Deaver detours
into short form

By Jeffery Deaver
(Simon & Schuster, 383 pp., $24.95)

Buy at Amazon

Reviewed by John Orr
December 2003

Jeffery Deaver's ''The Vanished Man'' was one of the best novels I read in 2003, but one of my colleagues was disappointed by it. ''I like it when Deaver fucks with me, ya know?'' he said. ''And he didn't fuck with me enough in this one.''

Perhaps my fussy friend will be happier with ''Twisted,'' a collection of Deaver short stories that is, indeed, twisted.

In his foreword to this collection, Deaver says he adheres to conventions in his novels: ''Though I love to make evil appear to be good (and vice versa) and to dangle the potential for disaster before my readers, nonetheless, in the end, good is good and bad is bad, and good more or less prevails. Authors have a contract with their readers and I think too much of mine to have them invest their time, money and emotions in a full-length novel, only to leave them disappointed by a grim, cynical ending.

''With a 30-page short story, however, all bets are off.''

His novels are always full of twists and turns -- no other writer I've seen even comes close to confounding expectations as skillfully as does Deaver -- and in this collection, all of the stories have some kind of twist, at least at the end; and in a few, several twists. Indeed, all bets are off.
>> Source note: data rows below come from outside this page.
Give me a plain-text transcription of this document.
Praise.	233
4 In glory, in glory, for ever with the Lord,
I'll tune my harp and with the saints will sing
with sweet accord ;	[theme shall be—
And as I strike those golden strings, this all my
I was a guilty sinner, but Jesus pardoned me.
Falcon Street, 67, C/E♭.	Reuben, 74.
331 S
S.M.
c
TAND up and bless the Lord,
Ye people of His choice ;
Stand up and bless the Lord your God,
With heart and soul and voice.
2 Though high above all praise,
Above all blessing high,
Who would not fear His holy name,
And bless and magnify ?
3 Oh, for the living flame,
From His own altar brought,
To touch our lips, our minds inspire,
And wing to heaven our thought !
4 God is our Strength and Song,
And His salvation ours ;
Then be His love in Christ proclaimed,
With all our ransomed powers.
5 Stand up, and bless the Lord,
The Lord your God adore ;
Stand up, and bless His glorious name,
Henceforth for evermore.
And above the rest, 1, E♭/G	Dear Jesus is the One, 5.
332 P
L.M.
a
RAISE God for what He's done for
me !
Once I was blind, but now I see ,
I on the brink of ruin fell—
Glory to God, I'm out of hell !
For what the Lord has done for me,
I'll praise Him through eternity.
There are many domestic dispute tales, spousal homicides and so forth, but in none of them can the reader be sure who is plotting, abetting or murdering until the last word. There are many, many surprises. True to form, one of the very best of the stories features Deaver's cleverest creation, the wheelchair-bound and brilliant criminologist Lincoln Rhyme.

A very few of the tales are a little ham-handed by Deaver standards. Perhaps some of his earlier works, non-quite salvageable even by Deaver, who is a painstaking rewriter.

But most of them are involving and have such clever twists that they will bring a laugh from readers who really like it when Deaver fucks with them.